Objective: Individual studies examining the effects of prostacyclin and its analogues on pulmonary artery hypertension (PAH) have reported controversial results. This study aims to evaluate the efficacy of these agents for PAH by a meta-analysis based on randomized controlled trials (RCTs).
Research design and methods: We systematically searched Pubmed, MEDLINE, EMBASE, ISI Web of Science, and the Cochrane Library through April 2012. All published RCTs reporting the effects of treatment with prostacyclin or its analogues in PAH were included. Summary statistics were calculated using a random effects model.

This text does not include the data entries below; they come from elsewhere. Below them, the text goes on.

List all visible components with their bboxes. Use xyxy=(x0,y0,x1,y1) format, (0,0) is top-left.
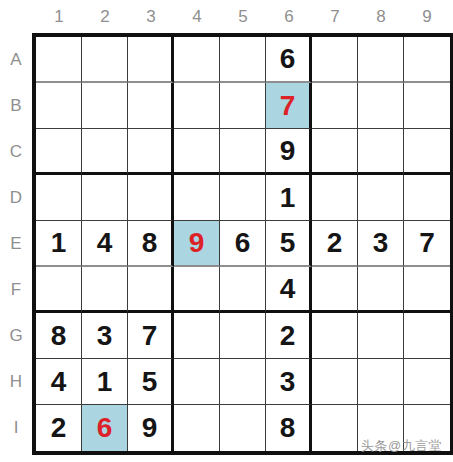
column-label-6: 6 xyxy=(266,0,312,33)
cell-B5[interactable] xyxy=(220,83,266,129)
row-label-E: E xyxy=(0,221,32,267)
cell-E5[interactable]: 6 xyxy=(220,221,266,267)
row-label-B: B xyxy=(0,83,32,129)
cell-A1[interactable] xyxy=(36,37,82,83)
cell-F6[interactable]: 4 xyxy=(266,267,312,313)
cell-B4[interactable] xyxy=(174,83,220,129)
cell-E8[interactable]: 3 xyxy=(358,221,404,267)
cell-I7[interactable] xyxy=(312,405,358,451)
column-label-5: 5 xyxy=(220,0,266,33)
cell-A7[interactable] xyxy=(312,37,358,83)
cell-C8[interactable] xyxy=(358,129,404,175)
column-label-8: 8 xyxy=(358,0,404,33)
cell-H1[interactable]: 4 xyxy=(36,359,82,405)
cell-D7[interactable] xyxy=(312,175,358,221)
cell-H3[interactable]: 5 xyxy=(128,359,174,405)
cell-I1[interactable]: 2 xyxy=(36,405,82,451)
cell-A9[interactable] xyxy=(404,37,450,83)
cell-H2[interactable]: 1 xyxy=(82,359,128,405)
cell-G6[interactable]: 2 xyxy=(266,313,312,359)
cell-C6[interactable]: 9 xyxy=(266,129,312,175)
cell-H5[interactable] xyxy=(220,359,266,405)
cell-D3[interactable] xyxy=(128,175,174,221)
cell-E2[interactable]: 4 xyxy=(82,221,128,267)
cell-F8[interactable] xyxy=(358,267,404,313)
cell-A8[interactable] xyxy=(358,37,404,83)
cell-A4[interactable] xyxy=(174,37,220,83)
cell-D4[interactable] xyxy=(174,175,220,221)
row-label-A: A xyxy=(0,37,32,83)
cell-G7[interactable] xyxy=(312,313,358,359)
cell-H8[interactable] xyxy=(358,359,404,405)
cell-D5[interactable] xyxy=(220,175,266,221)
cell-B1[interactable] xyxy=(36,83,82,129)
row-label-D: D xyxy=(0,175,32,221)
cell-E3[interactable]: 8 xyxy=(128,221,174,267)
cell-C3[interactable] xyxy=(128,129,174,175)
cell-G1[interactable]: 8 xyxy=(36,313,82,359)
column-label-4: 4 xyxy=(174,0,220,33)
cell-F1[interactable] xyxy=(36,267,82,313)
column-label-3: 3 xyxy=(128,0,174,33)
cell-D8[interactable] xyxy=(358,175,404,221)
cell-D2[interactable] xyxy=(82,175,128,221)
cell-B9[interactable] xyxy=(404,83,450,129)
cell-E6[interactable]: 5 xyxy=(266,221,312,267)
column-label-7: 7 xyxy=(312,0,358,33)
cell-C7[interactable] xyxy=(312,129,358,175)
column-label-2: 2 xyxy=(82,0,128,33)
cell-F5[interactable] xyxy=(220,267,266,313)
cell-D6[interactable]: 1 xyxy=(266,175,312,221)
cell-E1[interactable]: 1 xyxy=(36,221,82,267)
cell-I2[interactable]: 6 xyxy=(82,405,128,451)
row-labels: ABCDEFGHI xyxy=(0,37,32,451)
cell-G5[interactable] xyxy=(220,313,266,359)
cell-H7[interactable] xyxy=(312,359,358,405)
column-label-1: 1 xyxy=(36,0,82,33)
cell-C5[interactable] xyxy=(220,129,266,175)
cell-I4[interactable] xyxy=(174,405,220,451)
cell-B2[interactable] xyxy=(82,83,128,129)
cell-E4[interactable]: 9 xyxy=(174,221,220,267)
cell-A3[interactable] xyxy=(128,37,174,83)
cell-F7[interactable] xyxy=(312,267,358,313)
cell-A6[interactable]: 6 xyxy=(266,37,312,83)
cell-G9[interactable] xyxy=(404,313,450,359)
cell-D9[interactable] xyxy=(404,175,450,221)
cell-B7[interactable] xyxy=(312,83,358,129)
column-labels: 123456789 xyxy=(36,0,450,33)
cell-I6[interactable]: 8 xyxy=(266,405,312,451)
cell-F4[interactable] xyxy=(174,267,220,313)
row-label-C: C xyxy=(0,129,32,175)
cell-C4[interactable] xyxy=(174,129,220,175)
cell-G2[interactable]: 3 xyxy=(82,313,128,359)
cell-B3[interactable] xyxy=(128,83,174,129)
cell-F9[interactable] xyxy=(404,267,450,313)
cell-E7[interactable]: 2 xyxy=(312,221,358,267)
cell-H4[interactable] xyxy=(174,359,220,405)
cell-H6[interactable]: 3 xyxy=(266,359,312,405)
cell-C2[interactable] xyxy=(82,129,128,175)
cell-E9[interactable]: 7 xyxy=(404,221,450,267)
cell-H9[interactable] xyxy=(404,359,450,405)
row-label-I: I xyxy=(0,405,32,451)
cell-F3[interactable] xyxy=(128,267,174,313)
cell-I3[interactable]: 9 xyxy=(128,405,174,451)
sudoku-page: 123456789 ABCDEFGHI 67911489652374837241… xyxy=(0,0,453,462)
sudoku-board: 67911489652374837241532698 xyxy=(32,33,453,455)
cell-F2[interactable] xyxy=(82,267,128,313)
cell-D1[interactable] xyxy=(36,175,82,221)
cell-A2[interactable] xyxy=(82,37,128,83)
row-label-F: F xyxy=(0,267,32,313)
row-label-G: G xyxy=(0,313,32,359)
watermark-text: 头条@九言堂 xyxy=(361,437,442,455)
cell-B6[interactable]: 7 xyxy=(266,83,312,129)
column-label-9: 9 xyxy=(404,0,450,33)
cell-C1[interactable] xyxy=(36,129,82,175)
cell-B8[interactable] xyxy=(358,83,404,129)
cell-A5[interactable] xyxy=(220,37,266,83)
row-label-H: H xyxy=(0,359,32,405)
cell-G3[interactable]: 7 xyxy=(128,313,174,359)
cell-C9[interactable] xyxy=(404,129,450,175)
cell-G8[interactable] xyxy=(358,313,404,359)
cell-G4[interactable] xyxy=(174,313,220,359)
cell-I5[interactable] xyxy=(220,405,266,451)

Results: A total of 14 RCTs with 1606 participants were analyzed. Overall, prostacyclin and its analogues increased 6-minute walk distance (6-MWD) (weighted mean differences [WMD]=18.78 meters, 95% confidence interval [CI]: 11.21 to 26.35; p<0.01) and improved NYHA functional class status (odds ratios [OR]=3.98, 95% CI: 1.70 to 9.34; p=0.001) compared with the control. Moreover, these agents led to statistically significant reductions in mean pulmonary artery pressure (mPAP) (WMD=-4.63 mmHg, 95% CI: -6.81 to -2.44; p<0.01) and pulmonary vascular resistance (PVR) (standardized mean difference [SMD] = -0.69, 95% CI: -0.96 to -0.43; p<0.01). Notably, there were distinct effects on these endpoints observed in pooled subgroup analyses based on agent class (all p for interaction<0.01). In addition, PAH-specific therapy appeared to have superiority over the control in reducing the incidence of all-cause death (OR=0.49, 95% CI: 0.26 to 0.94; p=0.03). However, there existed a substantial publication bias, which appeared to markedly impact the overall result of 6-MWD.
Conclusions: PAH-specific treatment with prostacyclin and its analogues significantly improved exercise capacity, cardiopulmonary hemodynamics, and lowered all-cause mortality in patients with PAH.